Ontario housing market implosion forces low-risk rentals to sell high

The GTA housing market continues to reflect the plight of an overheated market and a waning consumer willingness to risk long-term commitments. Appetite for housing units has been sinking for several years as home prices have risen sharply and buyer indebtedness has grown. This combination, coupled with the decline in apartment construction and high prices for new single-family homes, has been dragging down the market in recent months, with August 2018 already off more than 10 percent from peak levels and July down 6 percent.

Recent data indicate this trend is not slowing; sales activity is stagnant, construction is down and even new condominium units coming on the market are selling far below list price. A surfeit of units has created a post-minority election incentive for realtors to overbook their 2018 listings in order to unload them in time for the 2019 start of the biannual non-refundable home sellers’ tax write-off deadline. Unfortunately, the 2018 tax deadline, along with substantial investor activity in real estate during the January 2018 burst of cash injections out of real estate funds, have encouraged developers to put units on the market earlier than usual to avoid paying the tax. This in turn has sparked new home price increases, with sales in some markets recently accelerating at a pace not seen since 2008.

Roughly two-thirds of Toronto’s population continues to rent apartments and condos, and these are generally viewed as a lower risk alternative to home ownership. Due to the significant cost of new rental supply, a significant portion of this rental supply tends to be sought after short-term tenancy contracts known as ku-pu’s. This substitution of rent for ownership has continued through the retirement crisis—many financially strapped pensioners seeking affordable units that provide immediate access to retirement income are less likely to purchase their first home. The fate of these ku-pu’s has already been intertwined with the housing bubble, as many ku-pu’s experienced pre-2006 prices in 2012, a period in which demand for existing housing jumped to levels not seen in over a decade. At the same time, ku-pu’s and owner-occupied rental units have continued to grow in popularity, spurring construction and the creation of housing for pensioners, children returning home and students. In an effort to reverse the decline in the number of owner-occupied units, local authorities and federal politicians have been touting several efforts to increase the supply of rentals. There is broad agreement on the need to tackle the issue, including by attempting to restrict unscrupulous landlords and regulating rent controls that have resulted in unreasonable restrictions on allowable increases.
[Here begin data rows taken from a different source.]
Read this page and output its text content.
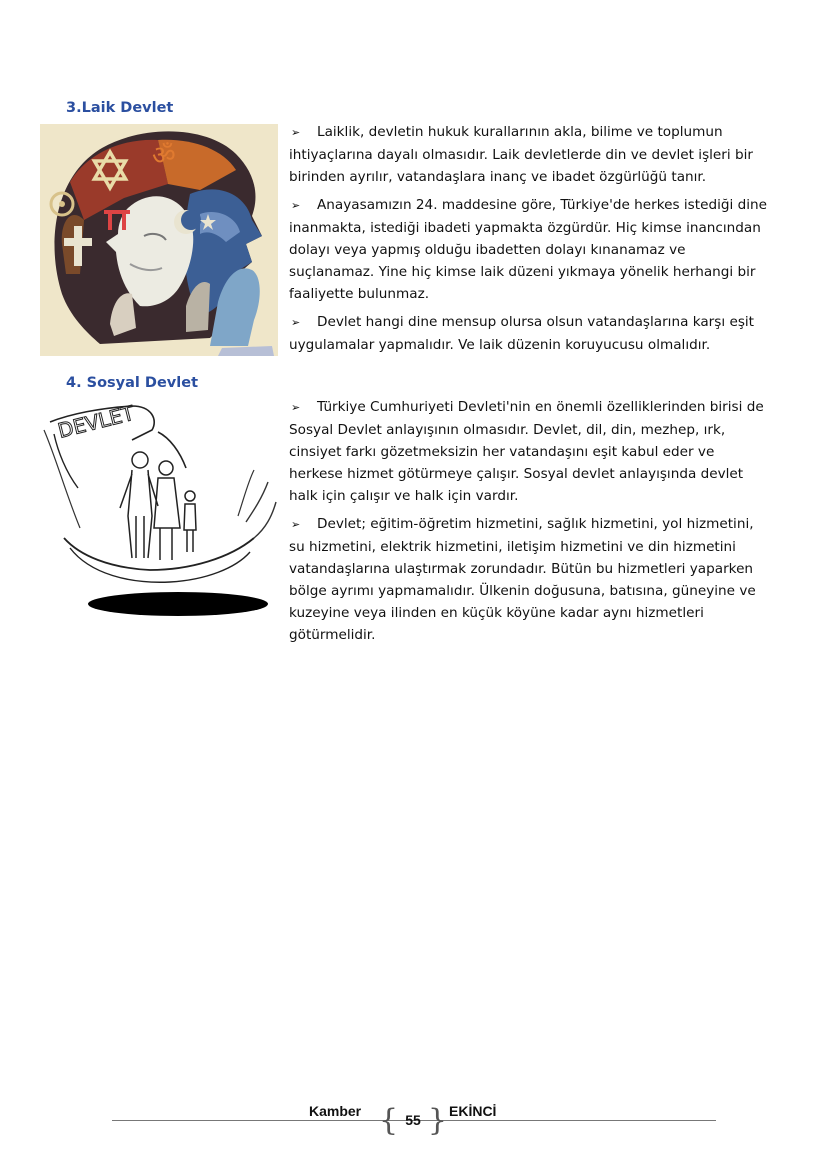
3.Laik Devlet
ॐ

➢ Laiklik, devletin hukuk kurallarının akla, bilime ve toplumun ihtiyaçlarına dayalı olmasıdır. Laik devletlerde din ve devlet işleri bir birinden ayrılır, vatandaşlara inanç ve ibadet özgürlüğü tanır.

➢ Anayasamızın 24. maddesine göre, Türkiye'de herkes istediği dine inanmakta, istediği ibadeti yapmakta özgürdür. Hiç kimse inancından dolayı veya yapmış olduğu ibadetten dolayı kınanamaz ve suçlanamaz. Yine hiç kimse laik düzeni yıkmaya yönelik herhangi bir faaliyette bulunmaz.

➢ Devlet hangi dine mensup olursa olsun vatandaşlarına karşı eşit uygulamalar yapmalıdır. Ve laik düzenin koruyucusu olmalıdır.

4. Sosyal Devlet
DEVLET	➢ Türkiye Cumhuriyeti Devleti'nin en önemli özelliklerinden birisi de Sosyal Devlet anlayışının olmasıdır. Devlet, dil, din, mezhep, ırk, cinsiyet farkı gözetmeksizin her vatandaşını eşit kabul eder ve herkese hizmet götürmeye çalışır. Sosyal devlet anlayışında devlet halk için çalışır ve halk için vardır.

➢ Devlet; eğitim-öğretim hizmetini, sağlık hizmetini, yol hizmetini, su hizmetini, elektrik hizmetini, iletişim hizmetini ve din hizmetini vatandaşlarına ulaştırmak zorundadır. Bütün bu hizmetleri yaparken bölge ayrımı yapmamalıdır. Ülkenin doğusuna, batısına, güneyine ve kuzeyine veya ilinden en küçük köyüne kadar aynı hizmetleri götürmelidir.

Kamber { 55 } EKİNCİ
Landlords who use subterfuge to manage properties are increasingly challenging regulations and working with governments to address those challenges. Some new rental apartment units are now classified as “social housing” that avoid regulations and are not subject to rent controls. Firms are increasingly leaning on the political system in order to support the creation of micro-units and crowdfunding sites are quickly filling the niche for home sellers with smaller down payments and greater uncertainty of income. High-cost-of-living is a persistent issue throughout most of Canada’s “big cities,” including Toronto. This is being exacerbated by a shortage of supply and new influxes of immigrants. Overall, demographic trends and expensive housing make this a problem that will continue to be a key concern of government for years to come.